Mais le plus intéressant est qu'après avoir survécu à ses blessures, il rampe un long moment pour se déplacer, ses jambes n'étant pas encore dans un superbe état. La symbolique est forte. Leo se met à terre et rampe littéralement aux pieds des spectateurs et de l'Académie, en hurlant, comme s'il implorait désespérément le monde entier de lui donner son Oscar.
Cette longue quête de vengeance à travers une Amérique sauvage et dangereuse s'apparente donc plus à une accumulation d'épreuves, que Leo affronte dans la douleur, cherchant ainsi à prouver qu'il est le seul à mériter l'Oscar cette année, et qu'il a tout fait pour l'obtenir.
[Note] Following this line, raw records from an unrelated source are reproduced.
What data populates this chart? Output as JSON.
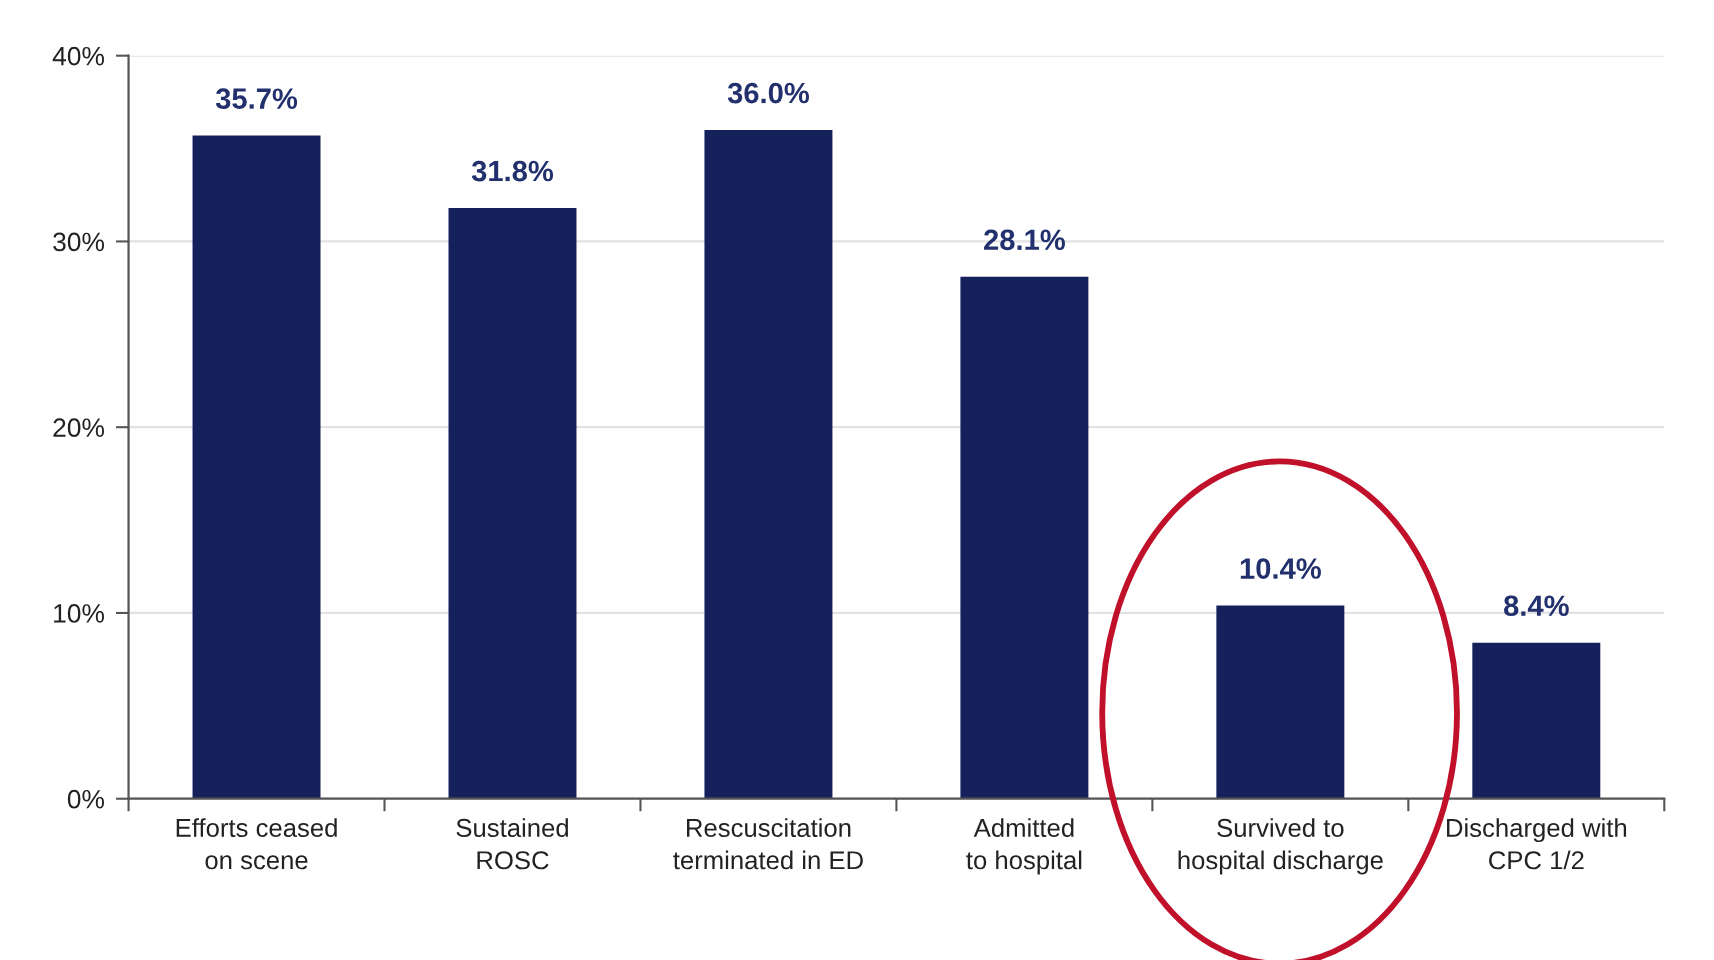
{
  "chart_data": {
    "type": "bar",
    "categories": [
      "Efforts ceased\non scene",
      "Sustained\nROSC",
      "Rescuscitation\nterminated in ED",
      "Admitted\nto hospital",
      "Survived to\nhospital discharge",
      "Discharged with\nCPC 1/2"
    ],
    "values": [
      35.7,
      31.8,
      36.0,
      28.1,
      10.4,
      8.4
    ],
    "value_labels": [
      "35.7%",
      "31.8%",
      "36.0%",
      "28.1%",
      "10.4%",
      "8.4%"
    ],
    "color": "#14215b",
    "ylim": [
      0,
      40
    ],
    "yticks": [
      {
        "value": 0,
        "label": "0%"
      },
      {
        "value": 10,
        "label": "10%"
      },
      {
        "value": 20,
        "label": "20%"
      },
      {
        "value": 30,
        "label": "30%"
      },
      {
        "value": 40,
        "label": "40%"
      }
    ],
    "grid": "y"
  }
}
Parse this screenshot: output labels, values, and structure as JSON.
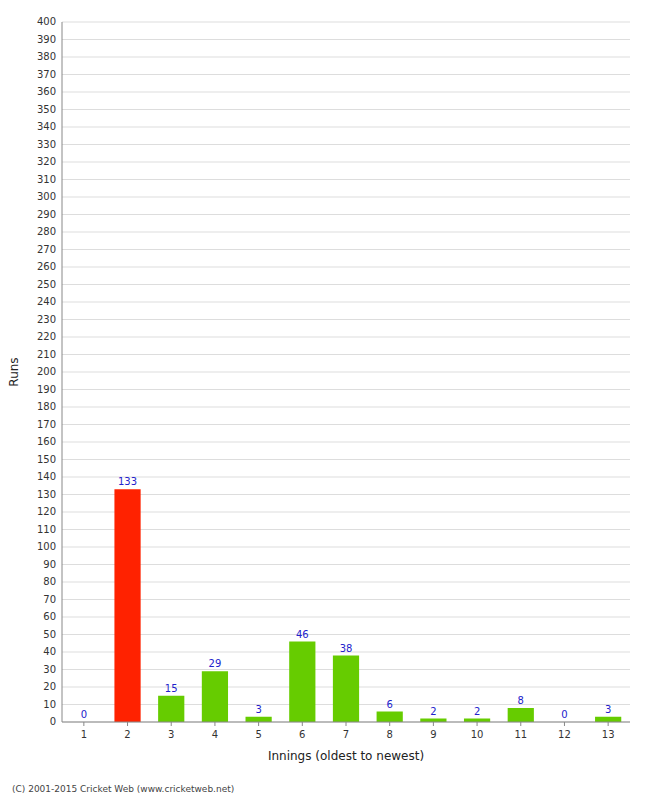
{
  "chart_data": {
    "type": "bar",
    "categories": [
      "1",
      "2",
      "3",
      "4",
      "5",
      "6",
      "7",
      "8",
      "9",
      "10",
      "11",
      "12",
      "13"
    ],
    "values": [
      0,
      133,
      15,
      29,
      3,
      46,
      38,
      6,
      2,
      2,
      8,
      0,
      3
    ],
    "colors": [
      "#66cc00",
      "#ff2200",
      "#66cc00",
      "#66cc00",
      "#66cc00",
      "#66cc00",
      "#66cc00",
      "#66cc00",
      "#66cc00",
      "#66cc00",
      "#66cc00",
      "#66cc00",
      "#66cc00"
    ],
    "x_label": "Innings (oldest to newest)",
    "y_label": "Runs",
    "ylim": [
      0,
      400
    ],
    "yticks": [
      0,
      10,
      20,
      30,
      40,
      50,
      60,
      70,
      80,
      90,
      100,
      110,
      120,
      130,
      140,
      150,
      160,
      170,
      180,
      190,
      200,
      210,
      220,
      230,
      240,
      250,
      260,
      270,
      280,
      290,
      300,
      310,
      320,
      330,
      340,
      350,
      360,
      370,
      380,
      390,
      400
    ],
    "grid": true,
    "data_labels": true,
    "annotations": [
      "(C) 2001-2015 Cricket Web (www.cricketweb.net)"
    ]
  }
}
Comme le personnage qu'il interpréte, Leo a survécu à tout, n'a plus rien à prouver, a tout enduré pour atteindre son objectif. Et c'est cela que l'on retient vraiment de The Revenant.
Conclusion
Pour le film, ce n'est clairement pas la claque annoncée, malgré ses énormes qualités et son duo Leo DiCaprio/Tom Hardy au top. Vite vu, vite oublié.
Iñárritu s'est contenté de transformer la statuette en soif de vengeance, Hollywood en Amérique sauvage et impitoyable (le parralèle est cocasse, il faut l'avouer), et a finalement romancé le désir fulgurant de Leo d'avoir sa récompense. Et quoi de mieux pour faire cela qu'une longue plainte de 2h36 poussant les acteurs à la performance extrême, utilisant tous les codes des "films à Oscar" ?
Note finale : 7/10
Pour ce qui est de Leo, je suis partagé. Evidemment ravi qu'il ait enfin réussi à avoir son Oscar, amplement mérité vu son talent pour interpréter des personnages très différents. Mais un peu triste que cela se fasse dans ces conditions. Il reste un certain goût amer après la cérémonie... Comme si la pression populaire et les supplications de Leo avaient réussis à faire plier l'Académie.
Maintenant que la vague est passée, je sais que Leo aura une nouvelle chance de montrer au monde l'étendu de son talent, et je souhaite sincèrement que l'Académie le récompense pour cela.